If you’ve been sick with a nasty respiratory virus in the past few weeks, or know someone who is, you’re not alone. In the last week of 2025, Kansas City saw its fourth-highest weekly total influenza cases in the past 15 years. According to the Centers for Disease Control and Prevention, this surge has not yet reached its peak and will continue for a few more weeks.
The surge has been dominated by a strain of the Influenza A type virus known as Subclade K, which medical professionals are calling a “super flu.”
Medical staff at the University of Kansas Health System recommend getting the flu vaccine if you haven’t yet, even though it is not an exact match to this variant.
According to Chief Medical Officer Dr. Steve Stites, the influenza vaccine typically ffers about a 70% to 80% reduction in the chance of severe illness and hospitalization. For this strain, it offers about 50%.
“Vaccination still works. Maybe not quite as well, but it’s still one of your best lines of defense,” Stites said.
Medical Director of Infection Prevention and Control Dr. Dana Hawkinson says vaccines are not meant to protect from infection, but to decrease the chances of the complications that come with the virus.
“The vaccine continues to do that, even though it’s not the best match this year,” Hawkinson said. “You will have that immune response there to help reduce the risk of those complications.”
Over the course of the 2024-2025 flu season, Kansas identified 182 deaths directly caused by the flu, and another 45 with influenza as a contributing factor. Missouri identified 408 deaths total with influenza as a direct or contributing cause during the last flu season.
Hawkinson says if you have not yet contracted the virus, you can still get the vaccine.
“It does take seven, 10, 14 days to mount that immune response, but we still have a long way to go in influenza season and other variants or other types can come through as well,” Hawkinson said.
To reduce the risk of infection, Hawkinson urges people frequently wash or sanitize their hands and wear a mask when in public. If possible, stay at home.

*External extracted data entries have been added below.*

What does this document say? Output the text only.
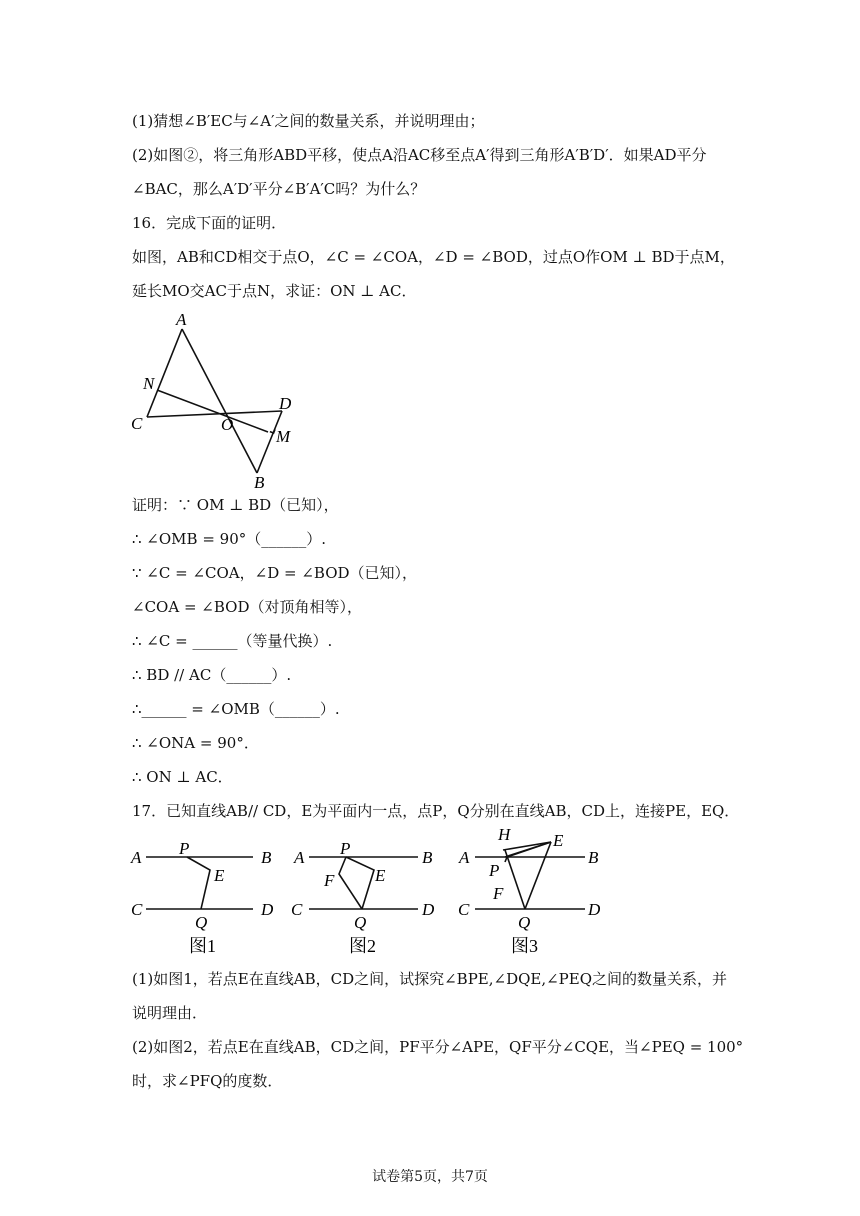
(1)猜想∠B′EC与∠A′之间的数量关系，并说明理由；
(2)如图②，将三角形ABD平移，使点A沿AC移至点A′得到三角形A′B′D′．如果AD平分
∠BAC，那么A′D′平分∠B′A′C吗？为什么？
16．完成下面的证明．
如图，AB和CD相交于点O，∠C = ∠COA，∠D = ∠BOD，过点O作OM ⊥ BD于点M，
延长MO交AC于点N，求证：ON ⊥ AC．
A
N
C	O
D
M
B
证明：∵ OM ⊥ BD（已知），
∴ ∠OMB = 90°（______）.
∵ ∠C = ∠COA，∠D = ∠BOD（已知），
∠COA = ∠BOD（对顶角相等），
∴ ∠C = ______（等量代换）.
∴ BD // AC（______）.
∴______ = ∠OMB（______）.
∴ ∠ONA = 90°．
∴ ON ⊥ AC．
17．已知直线AB// CD，E为平面内一点，点P，Q分别在直线AB，CD上，连接PE，EQ．
A P	B
E
C
Q
D
图1
A P	B
F E
C
Q
D
图2
H	E
A	B
P
F
C
Q
D
图3
(1)如图1，若点E在直线AB，CD之间，试探究∠BPE,∠DQE,∠PEQ之间的数量关系，并
说明理由．
(2)如图2，若点E在直线AB，CD之间，PF平分∠APE，QF平分∠CQE，当∠PEQ = 100°
时，求∠PFQ的度数．
试卷第5页，共7页
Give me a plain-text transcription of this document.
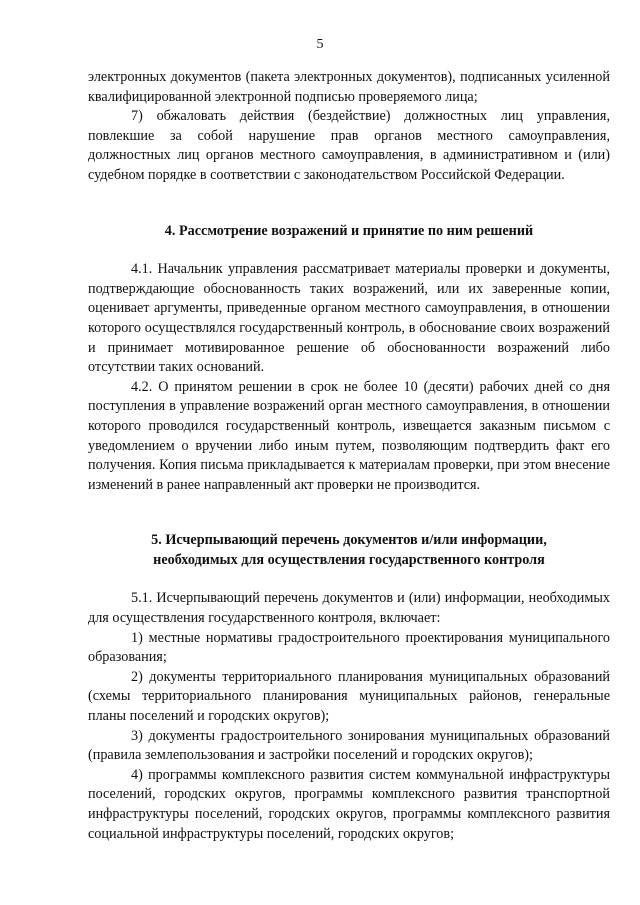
5

электронных документов (пакета электронных документов), подписанных усиленной квалифицированной электронной подписью проверяемого лица;

7) обжаловать действия (бездействие) должностных лиц управления, повлекшие за собой нарушение прав органов местного самоуправления, должностных лиц органов местного самоуправления, в административном и (или) судебном порядке в соответствии с законодательством Российской Федерации.

4. Рассмотрение возражений и принятие по ним решений

4.1. Начальник управления рассматривает материалы проверки и документы, подтверждающие обоснованность таких возражений, или их заверенные копии, оценивает аргументы, приведенные органом местного самоуправления, в отношении которого осуществлялся государственный контроль, в обоснование своих возражений и принимает мотивированное решение об обоснованности возражений либо отсутствии таких оснований.

4.2. О принятом решении в срок не более 10 (десяти) рабочих дней со дня поступления в управление возражений орган местного самоуправления, в отношении которого проводился государственный контроль, извещается заказным письмом с уведомлением о вручении либо иным путем, позволяющим подтвердить факт его получения. Копия письма прикладывается к материалам проверки, при этом внесение изменений в ранее направленный акт проверки не производится.

5. Исчерпывающий перечень документов и/или информации,
необходимых для осуществления государственного контроля

5.1. Исчерпывающий перечень документов и (или) информации, необходимых для осуществления государственного контроля, включает:

1) местные нормативы градостроительного проектирования муниципального образования;

2) документы территориального планирования муниципальных образований (схемы территориального планирования муниципальных районов, генеральные планы поселений и городских округов);

3) документы градостроительного зонирования муниципальных образований (правила землепользования и застройки поселений и городских округов);

4) программы комплексного развития систем коммунальной инфраструктуры поселений, городских округов, программы комплексного развития транспортной инфраструктуры поселений, городских округов, программы комплексного развития социальной инфраструктуры поселений, городских округов;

“We know that there are real-world problems, bills to pay, work to get to, school, all of those things,” said Hawkinson. “We’re just trying to give that message and the recommendations to help keep everybody in the households, especially those high-risk people, and our community safe.”
Dr. Sean Kumer, Chief Medical Officer of the Kansas City Division of the medical system, says hospitals in the metro are seeing more people check in with influenza and more staff come down with the flu, putting a strain on staff.
“There’s two sides to this. It’s about the patient and it’s about the people taking care of the patient,” said Kumer. “And that's what we're kind of working through right now.”
Kumer says medical staff are now wearing masks in the inpatient wards and in the clinic to protect the patients who aren’t yet infected, as well as the staff.
Despite the challenges hospitals are facing, Dr. Stites urges anyone who feels like they are getting sick to seek medical care.
“If you feel like that disease is beginning to get out of control, don’t sit at home. Get to your providers. Get to the emergency room,” Stites said. “Let people know that you’re having a problem and let us help get you into the right place.”